Electricity track panels explore lessons learned

By | November 03, 2010

The Southeast Biomass Conference & Trade Show electricity generation track touched on some of the biomass power industry’s most daunting challenges, hosting industry experts who divulged important lessons learned from a variety of projects.

The first panel addressed emission liabilities and current/pending obligations to control them. Panelist Larry Felix of the Gas Technology Institute discussed a hydrothermal biomass pretreatment (HPT) process that will reduce fossil carbon emissions when co-fired with coal. He described the process as essentially putting biomass into hot, compressed water to produce a carbonized residue. “It’s very similar in appearance to torrefied material, but there are some distinguishing characteristics that may make it into a much more advantageous fuel,” he said. “Our mass and energy balances suggest that process economics favor biomass HPT over torrefaction.”

Felix said a study GTI performed for the U.S. DOE several years ago determined that the most efficient way to reduce fossil carbon emissions was to mix biomass and coal. “With 10 percent biomass, you can reduce NOx (nitrous oxide) emissions up to 20 percent, and that’s the best you can do.”

GTI is in the process of designing a process department unit for the HPT technology, a facility that will be located near Birmingham, Ala.

 On the equipment side of emissions control, Charles Cary of Biomass Combustion Systems discussed a system the company is working on that it guarantees will meet the U.S. EPA’s Industrial Boiler Maximum Achievable Control Technology (IB MACT) proposed standards of 0.03 pounds of carbon per million Btu. “It’s basically a biomass combustion system that uses pyrolysized underfire air to gasify the wood, oxidizing the overfire air to complete the combustion process,” he said. “The hot gases are pulled through a boiler that produces either steam or hot water, and then goes through a particulate collection device before going out through the stack.”

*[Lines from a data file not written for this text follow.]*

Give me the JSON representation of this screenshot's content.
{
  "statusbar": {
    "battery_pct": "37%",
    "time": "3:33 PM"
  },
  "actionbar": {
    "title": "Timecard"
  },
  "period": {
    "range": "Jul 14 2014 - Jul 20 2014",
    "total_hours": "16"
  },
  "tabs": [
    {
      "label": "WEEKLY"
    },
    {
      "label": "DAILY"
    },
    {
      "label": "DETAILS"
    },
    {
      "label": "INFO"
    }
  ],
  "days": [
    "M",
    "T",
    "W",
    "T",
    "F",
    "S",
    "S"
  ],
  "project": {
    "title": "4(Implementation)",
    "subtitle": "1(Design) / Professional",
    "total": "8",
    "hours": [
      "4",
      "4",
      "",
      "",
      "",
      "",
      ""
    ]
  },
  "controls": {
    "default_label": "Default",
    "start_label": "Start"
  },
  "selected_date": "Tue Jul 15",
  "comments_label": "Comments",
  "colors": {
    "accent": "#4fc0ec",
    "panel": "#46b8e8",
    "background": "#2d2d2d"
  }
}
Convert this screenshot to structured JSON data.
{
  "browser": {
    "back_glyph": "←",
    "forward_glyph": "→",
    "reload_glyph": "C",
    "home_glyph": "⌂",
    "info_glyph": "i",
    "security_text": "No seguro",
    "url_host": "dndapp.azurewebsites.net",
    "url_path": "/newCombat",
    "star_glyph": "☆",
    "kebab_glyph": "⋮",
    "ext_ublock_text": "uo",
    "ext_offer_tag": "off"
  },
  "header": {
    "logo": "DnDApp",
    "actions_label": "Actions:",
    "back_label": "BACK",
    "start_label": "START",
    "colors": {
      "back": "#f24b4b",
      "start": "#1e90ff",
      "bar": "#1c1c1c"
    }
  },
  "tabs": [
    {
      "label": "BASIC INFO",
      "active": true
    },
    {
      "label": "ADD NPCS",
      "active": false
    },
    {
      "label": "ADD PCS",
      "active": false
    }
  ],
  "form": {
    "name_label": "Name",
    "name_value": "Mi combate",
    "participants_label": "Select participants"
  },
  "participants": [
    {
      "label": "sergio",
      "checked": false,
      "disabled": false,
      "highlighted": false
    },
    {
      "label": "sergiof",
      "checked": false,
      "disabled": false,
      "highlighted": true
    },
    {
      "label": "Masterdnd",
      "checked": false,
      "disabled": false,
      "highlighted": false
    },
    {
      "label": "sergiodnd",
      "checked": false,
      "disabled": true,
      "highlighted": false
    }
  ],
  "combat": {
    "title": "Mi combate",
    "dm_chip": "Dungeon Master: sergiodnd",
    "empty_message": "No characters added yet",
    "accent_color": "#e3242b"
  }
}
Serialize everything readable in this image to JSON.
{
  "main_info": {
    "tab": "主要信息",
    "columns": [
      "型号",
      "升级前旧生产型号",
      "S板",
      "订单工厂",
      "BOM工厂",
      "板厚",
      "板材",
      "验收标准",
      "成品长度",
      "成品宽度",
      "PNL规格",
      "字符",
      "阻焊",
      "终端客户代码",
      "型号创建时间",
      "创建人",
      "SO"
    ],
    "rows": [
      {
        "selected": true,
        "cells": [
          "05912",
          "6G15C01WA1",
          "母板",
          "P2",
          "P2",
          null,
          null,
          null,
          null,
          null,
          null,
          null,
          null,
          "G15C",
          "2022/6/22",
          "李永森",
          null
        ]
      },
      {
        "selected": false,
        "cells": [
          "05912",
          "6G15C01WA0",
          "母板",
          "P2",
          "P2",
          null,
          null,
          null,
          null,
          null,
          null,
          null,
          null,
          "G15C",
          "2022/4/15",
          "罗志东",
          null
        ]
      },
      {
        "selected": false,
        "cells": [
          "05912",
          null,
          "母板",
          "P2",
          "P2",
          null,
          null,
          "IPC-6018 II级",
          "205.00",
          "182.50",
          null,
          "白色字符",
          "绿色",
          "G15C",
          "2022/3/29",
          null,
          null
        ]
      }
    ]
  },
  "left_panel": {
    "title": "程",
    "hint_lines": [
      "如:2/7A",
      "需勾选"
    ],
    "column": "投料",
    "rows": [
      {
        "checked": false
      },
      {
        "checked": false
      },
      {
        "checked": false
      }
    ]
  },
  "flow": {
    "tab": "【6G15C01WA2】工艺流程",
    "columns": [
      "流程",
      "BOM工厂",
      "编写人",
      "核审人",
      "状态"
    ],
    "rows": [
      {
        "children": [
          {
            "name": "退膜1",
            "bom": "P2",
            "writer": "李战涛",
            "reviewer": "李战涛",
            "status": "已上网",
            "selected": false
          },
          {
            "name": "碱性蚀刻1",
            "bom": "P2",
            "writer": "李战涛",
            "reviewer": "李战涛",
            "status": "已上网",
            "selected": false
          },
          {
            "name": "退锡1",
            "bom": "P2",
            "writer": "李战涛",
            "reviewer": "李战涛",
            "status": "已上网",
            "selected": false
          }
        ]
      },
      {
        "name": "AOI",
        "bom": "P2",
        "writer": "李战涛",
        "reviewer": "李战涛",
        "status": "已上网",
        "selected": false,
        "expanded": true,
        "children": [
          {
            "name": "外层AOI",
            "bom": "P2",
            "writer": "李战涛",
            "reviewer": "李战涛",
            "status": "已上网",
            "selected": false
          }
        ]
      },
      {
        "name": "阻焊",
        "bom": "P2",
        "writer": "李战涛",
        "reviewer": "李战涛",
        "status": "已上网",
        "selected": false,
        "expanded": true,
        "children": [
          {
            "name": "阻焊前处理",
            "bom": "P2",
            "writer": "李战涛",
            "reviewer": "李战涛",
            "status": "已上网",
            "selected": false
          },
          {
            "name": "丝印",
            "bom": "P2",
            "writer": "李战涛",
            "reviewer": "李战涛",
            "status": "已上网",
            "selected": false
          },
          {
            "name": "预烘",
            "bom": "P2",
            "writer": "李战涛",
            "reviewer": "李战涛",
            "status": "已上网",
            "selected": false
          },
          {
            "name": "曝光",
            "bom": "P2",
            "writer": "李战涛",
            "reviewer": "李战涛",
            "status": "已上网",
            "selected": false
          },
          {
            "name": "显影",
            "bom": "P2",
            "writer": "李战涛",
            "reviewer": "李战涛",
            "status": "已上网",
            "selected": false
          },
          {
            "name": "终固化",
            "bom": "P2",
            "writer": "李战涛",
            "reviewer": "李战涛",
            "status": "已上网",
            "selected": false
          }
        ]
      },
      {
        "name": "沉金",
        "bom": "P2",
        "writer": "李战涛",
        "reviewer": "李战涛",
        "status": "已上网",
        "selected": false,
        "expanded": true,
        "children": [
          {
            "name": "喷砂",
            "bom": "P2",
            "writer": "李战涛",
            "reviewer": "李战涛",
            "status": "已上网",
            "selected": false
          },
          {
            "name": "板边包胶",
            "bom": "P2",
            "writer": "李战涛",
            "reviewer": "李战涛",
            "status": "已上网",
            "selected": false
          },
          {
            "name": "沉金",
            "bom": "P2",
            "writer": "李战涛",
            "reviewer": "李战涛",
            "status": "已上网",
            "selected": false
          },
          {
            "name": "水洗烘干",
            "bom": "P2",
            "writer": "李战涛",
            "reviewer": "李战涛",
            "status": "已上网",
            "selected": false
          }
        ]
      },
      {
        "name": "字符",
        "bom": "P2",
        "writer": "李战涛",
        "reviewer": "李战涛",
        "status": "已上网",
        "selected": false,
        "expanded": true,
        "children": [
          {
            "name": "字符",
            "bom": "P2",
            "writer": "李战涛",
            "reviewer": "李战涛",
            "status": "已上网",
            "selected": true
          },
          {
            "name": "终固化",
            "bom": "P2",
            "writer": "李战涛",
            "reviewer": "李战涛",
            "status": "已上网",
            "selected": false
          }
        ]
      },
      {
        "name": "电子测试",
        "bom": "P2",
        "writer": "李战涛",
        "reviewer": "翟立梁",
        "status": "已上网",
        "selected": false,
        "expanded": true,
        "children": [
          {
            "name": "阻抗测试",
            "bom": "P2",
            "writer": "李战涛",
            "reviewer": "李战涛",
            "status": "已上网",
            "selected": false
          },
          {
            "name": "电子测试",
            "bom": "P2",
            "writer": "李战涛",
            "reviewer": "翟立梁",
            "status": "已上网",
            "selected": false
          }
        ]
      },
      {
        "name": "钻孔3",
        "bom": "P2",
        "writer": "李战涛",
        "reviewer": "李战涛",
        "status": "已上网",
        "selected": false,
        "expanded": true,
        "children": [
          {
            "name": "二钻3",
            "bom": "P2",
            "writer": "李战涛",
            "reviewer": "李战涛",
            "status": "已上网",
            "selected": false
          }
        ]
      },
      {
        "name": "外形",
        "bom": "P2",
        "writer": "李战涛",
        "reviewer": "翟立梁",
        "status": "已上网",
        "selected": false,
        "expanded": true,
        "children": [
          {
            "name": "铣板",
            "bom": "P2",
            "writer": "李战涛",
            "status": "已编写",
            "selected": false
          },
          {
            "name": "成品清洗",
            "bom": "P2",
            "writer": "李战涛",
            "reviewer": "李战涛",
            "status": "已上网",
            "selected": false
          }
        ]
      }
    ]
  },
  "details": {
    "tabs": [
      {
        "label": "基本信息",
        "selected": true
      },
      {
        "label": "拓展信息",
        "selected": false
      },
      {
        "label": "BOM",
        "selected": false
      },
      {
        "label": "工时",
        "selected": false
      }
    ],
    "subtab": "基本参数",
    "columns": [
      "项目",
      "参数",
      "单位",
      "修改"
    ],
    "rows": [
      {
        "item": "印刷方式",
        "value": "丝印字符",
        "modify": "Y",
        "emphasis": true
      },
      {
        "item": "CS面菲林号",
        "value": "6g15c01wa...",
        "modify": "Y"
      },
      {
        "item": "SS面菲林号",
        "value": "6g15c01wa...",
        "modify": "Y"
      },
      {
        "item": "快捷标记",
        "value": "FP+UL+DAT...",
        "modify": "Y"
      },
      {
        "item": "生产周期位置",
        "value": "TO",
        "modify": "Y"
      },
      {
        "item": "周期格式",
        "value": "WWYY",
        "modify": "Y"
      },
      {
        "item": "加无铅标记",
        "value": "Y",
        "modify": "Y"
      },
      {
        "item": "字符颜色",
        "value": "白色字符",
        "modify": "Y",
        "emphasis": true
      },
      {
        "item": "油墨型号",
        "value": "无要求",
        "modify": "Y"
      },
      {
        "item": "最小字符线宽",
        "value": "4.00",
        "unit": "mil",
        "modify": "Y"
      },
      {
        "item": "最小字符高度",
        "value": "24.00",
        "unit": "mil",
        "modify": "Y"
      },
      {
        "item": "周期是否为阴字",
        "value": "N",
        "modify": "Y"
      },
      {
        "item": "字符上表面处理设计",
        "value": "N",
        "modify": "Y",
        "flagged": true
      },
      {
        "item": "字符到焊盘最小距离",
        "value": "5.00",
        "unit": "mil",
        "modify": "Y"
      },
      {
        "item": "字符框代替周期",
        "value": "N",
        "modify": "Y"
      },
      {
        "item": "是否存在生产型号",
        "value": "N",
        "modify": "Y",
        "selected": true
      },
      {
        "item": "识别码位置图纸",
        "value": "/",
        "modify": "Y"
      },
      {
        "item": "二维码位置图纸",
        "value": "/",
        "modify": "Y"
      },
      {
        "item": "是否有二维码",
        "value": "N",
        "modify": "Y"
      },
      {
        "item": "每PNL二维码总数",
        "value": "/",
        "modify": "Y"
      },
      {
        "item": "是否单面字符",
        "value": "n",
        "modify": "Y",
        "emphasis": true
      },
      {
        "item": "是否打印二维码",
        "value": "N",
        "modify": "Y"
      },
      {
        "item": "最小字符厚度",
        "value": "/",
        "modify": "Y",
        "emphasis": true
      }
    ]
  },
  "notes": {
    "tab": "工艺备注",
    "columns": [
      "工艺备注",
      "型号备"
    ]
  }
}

The second breakout session under the electricity generation track was centered on implementing successful biomass energy projects.

Panelist Cap Kovarik of Abengoa Bioenergy discussed various successful renewable energy projects that Abengoa has developed over the years, including a biomass power plant in Spain that utilizes crushed olive dregs as a feedstock, a poultry litter-fired power plant in Scotland, and a 70-megawatt cogeneration power plant in Sao Paulo, Brazil, that runs on sugarcane bagasse to produce steam and power for ethanol production.

Kovarik emphasized the need to look to feedstocks indigenous or unique to the region, as well as ways to reduce costs when building plants, such as using modularization. “Have components built in a fabrication shop, and you’ll save a lot of cost,” he said.

Johnny Leggett, senior project manager at Hunt, Guillot & Associates, dispelled common myths in the biomass industry, the first being that biomass will become much cheaper than natural gas. “I can assure you we’ll have low natural gas prices for quite awhile, and those who think they’ll get into biomass because natural gas prices will spike up are probably not using a good strategy.”

Locating a plant next to a fuel and water supply, as well as a connection to the grid, is the most ideal scenario, Leggett said. “The best location would be on the river, with a bridge and a power line crossing it, because I hear people say they will use biomass within a certain radius of the plant and then they realize wood baskets are from river to river and bridges are spaced 35 or 50 miles apart. So they’ll have fuel on one side of the river that they can’t get to, so bridges are important.”

Leggett also urged his audience not to underestimate the amount of space needed for a biomass power facility. “It takes a lot of fuel to run a biomass boiler, one of the first lessons that I see that people learn is that they do not allocate adequate space for all of this fuel,” he said. “The fuel pile itself will be several acres, and you’re going to have a lot of trucks coming in from lots of different sources—it’s a lot of fuel.”

Flexibility in biomass use capabilities is also extremely important, according to Leggett. “In the Southeast, the primary fuel has historically been wood and byproducts from forest industry, but now we’re seeing that there are a lot of opportunity fuels such as chicken litter, corn stover and crop residue. These are fuels of opportunity that may not be available year round, where your trees from the forest will be, so it’s good to build some flexibility into your boiler from the beginning. The lesson learned here is that if you’re thinking of alternate fuels, you need to tell the designer of your plant all of the alternative fuels that may be available so he can do a cost benefit analysis for you.”

Fuel procurement is a full-time job, Leggett emphasized. “It isn’t a duty somebody does; it’s what they do full time. They’re dealing with a lot of different suppliers and it’s a day-to-day thing. Also, get used to short-term contracts. It contradicts everything you hear from financers they want those long-term contracts, but biomass is a spot market. The price will vary from region to region and from time to time, so it’s all based on availability.”